Pelo que se noticia, o supremo André e o ministro da Justiça tiveram boa conversa, chegaram a bom termo e garantiram que vão também botar água na fervura. Só sei que o clima esquentou a ponto de todos os superintendentes da Polícia Federal divulgarem uma carta de apoio à direção geral do Andrei Rodrigues.

Já está em disputa a eleição para presidente do Congresso

Quem acha que o que está em jogo é a eleição para presidente da República, não sabe de nada. Segundo me contam algumas fontes, a escolha de Alfredo Gaspar como vice de Flavitcho vai influenciar diretamente outra eleição: a da presidência do Senado no ano que vem. É, darling, o povo nem se elegeu senador ainda e já está articulando a eleição para presidente do Senado.

A escolha de Alfredo Gaspar foi uma bênção divina para Arthur Lira, nosso Arthurzito que mandou (e continua mandando, diga-se) na Câmara frigorífica. Gaspar tinha se inscrito para ser candidato a senador, o que tiraria as chances de Arthur Lira se eleger para a vaga. Temos que nos lembrar que o coordenador de campanha de Flavitcho é o senador Rogério Marinho, que há tempos mira a presidência da casa. Ah, Tixa, mas eu achei que o Arthurzito que queria ser presidente. E quer, darling, mas ele pode esperar para o biênio 2029 e 2030. Caso eleito, ficará oito anos na casa.

O vice

O que espantou o povo em geral foi Flavitcho ter escolhido um vice que está sendo investigado por um caso de estupro de vulnerável. Eles dizem acreditar na inocência de Alfredo Gaspar e que as acusações foram feitas pela oposição para minar Gaspar que era presidente da CPI do INSS e pediu o indiciamento de Lulinha.

Hoje, o supremo Gilmar Mendes resolveu fazer o caso andar e determinou que a senadora Soraya Thronicke preste mais informações sobre o caso. Foi a senadora que pediu a abertura do inquérito, segundo ela, porque recebeu denúncias. Ela terá agora 15 dias para dar mais detalhes que possam ajudar a identificar os autores das mensagens e dados sobre ligações telefônicas.

O caso STJ

Em uma decisão inédita, o Superior Tribunal de Justiça (um primo menos poderoso do Supremo) decidiu punir o ministro Marco Buzzi por assédio, importunação sexual e injúria contra duas mulheres.

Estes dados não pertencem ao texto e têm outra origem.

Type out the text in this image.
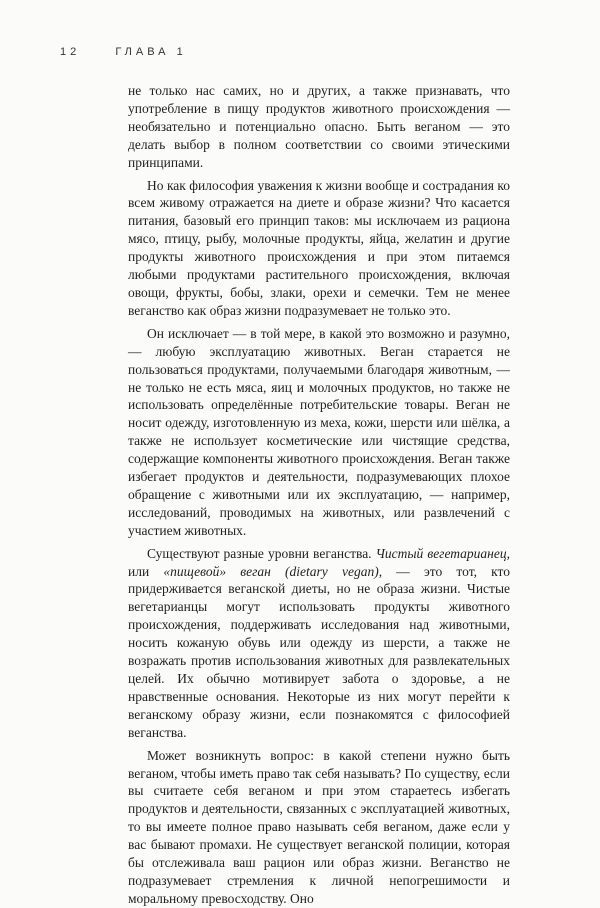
12	ГЛАВА 1

не только нас самих, но и других, а также признавать, что употребление в пищу продуктов животного происхождения — необязательно и потенциально опасно. Быть веганом — это делать выбор в полном соответствии со своими этическими принципами.

Но как философия уважения к жизни вообще и сострадания ко всем живому отражается на диете и образе жизни? Что касается питания, базовый его принцип таков: мы исключаем из рациона мясо, птицу, рыбу, молочные продукты, яйца, желатин и другие продукты животного происхождения и при этом питаемся любыми продуктами растительного происхождения, включая овощи, фрукты, бобы, злаки, орехи и семечки. Тем не менее веганство как образ жизни подразумевает не только это.

Он исключает — в той мере, в какой это возможно и разумно, — любую эксплуатацию животных. Веган старается не пользоваться продуктами, получаемыми благодаря животным, — не только не есть мяса, яиц и молочных продуктов, но также не использовать определённые потребительские товары. Веган не носит одежду, изготовленную из меха, кожи, шерсти или шёлка, а также не использует косметические или чистящие средства, содержащие компоненты животного происхождения. Веган также избегает продуктов и деятельности, подразумевающих плохое обращение с животными или их эксплуатацию, — например, исследований, проводимых на животных, или развлечений с участием животных.

Существуют разные уровни веганства. Чистый вегетарианец, или «пищевой» веган (dietary vegan), — это тот, кто придерживается веганской диеты, но не образа жизни. Чистые вегетарианцы могут использовать продукты животного происхождения, поддерживать исследования над животными, носить кожаную обувь или одежду из шерсти, а также не возражать против использования животных для развлекательных целей. Их обычно мотивирует забота о здоровье, а не нравственные основания. Некоторые из них могут перейти к веганскому образу жизни, если познакомятся с философией веганства.

Может возникнуть вопрос: в какой степени нужно быть веганом, чтобы иметь право так себя называть? По существу, если вы считаете себя веганом и при этом стараетесь избегать продуктов и деятельности, связанных с эксплуатацией животных, то вы имеете полное право называть себя веганом, даже если у вас бывают промахи. Не существует веганской полиции, которая бы отслеживала ваш рацион или образ жизни. Веганство не подразумевает стремления к личной непогрешимости и моральному превосходству. Оно
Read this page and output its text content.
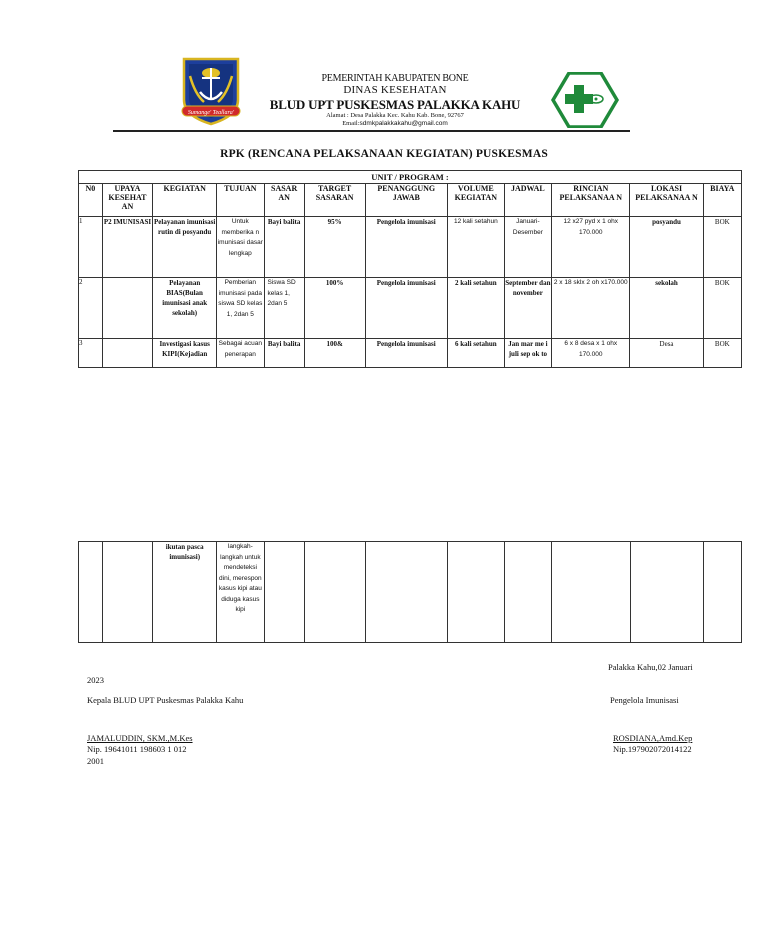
Sumange' Teallara'
PEMERINTAH KABUPATEN BONE
DINAS KESEHATAN
BLUD UPT PUSKESMAS PALAKKA KAHU
Alamat : Desa Palakka Kec. Kahu Kab. Bone, 92767
Email:sdmkpalakkakahu@gmail.com
RPK (RENCANA PELAKSANAAN KEGIATAN) PUSKESMAS
UNIT / PROGRAM :											
N0	UPAYA KESEHAT AN	KEGIATAN	TUJUAN	SASAR AN	TARGET SASARAN	PENANGGUNG JAWAB	VOLUME KEGIATAN	JADWAL	RINCIAN PELAKSANAA N	LOKASI PELAKSANAA N	BIAYA
1	P2 IMUNISASI	Pelayanan imunisasi rutin di posyandu	Untuk memberika n imunisasi dasar lengkap	Bayi balita	95%	Pengelola imunisasi	12 kali setahun	Januari-Desember	12 x27 pyd x 1 ohx 170.000	posyandu	BOK
2		Pelayanan BIAS(Bulan imunisasi anak sekolah)	Pemberian imunisasi pada siswa SD kelas 1, 2dan 5	Siswa SD kelas 1, 2dan 5	100%	Pengelola imunisasi	2 kali setahun	September dan november	2 x 18 sklx 2 oh x170.000	sekolah	BOK
3		Investigasi kasus KIPI(Kejadian	Sebagai acuan penerapan	Bayi balita	100&	Pengelola imunisasi	6 kali setahun	Jan mar me i juli sep ok to	6 x 8 desa x 1 ohx 170.000	Desa	BOK
		ikutan pasca imunisasi)	langkah-langkah untuk mendeteksi dini, merespon kasus kipi atau diduga kasus kipi								
Palakka Kahu,02 Januari
2023
Kepala BLUD UPT Puskesmas Palakka Kahu	Pengelola Imunisasi
JAMALUDDIN, SKM.,M.Kes
Nip. 19641011 198603 1 012
2001
ROSDIANA,Amd.Kep
Nip.197902072014122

O caso ainda vai para o Supremo, mas a decisão é histórica ao definir que o ministro deve perder o cargo. Nada de aposentadoria compulsória em que magistrados vão pra casa recebendo salário.

O Cleitinho

Darling do céu, o Cleitinho já foi e voltou umas cem vezes na história de ser ou não ser candidato a governador de Minas. Uma hora ele que não queria, outra hora o partido não queria. Outra hora os dois combinaram que ele não seria. Na sequência, ele pediu de novo para ser candidato. E o Republicanos bateu o pé. Agora estão dizendo que o senador tem uma nova manobra para ainda tentar concorrer. O partido decidiu que vai lançar candidato próprio ao governo de Minas, um tal de Luís Eduardo Falcão, e Cleitinho vai tentar encabeçar a chapa junto com Falcão. O registro oficial dos candidatos acontece no dia 15 de agosto.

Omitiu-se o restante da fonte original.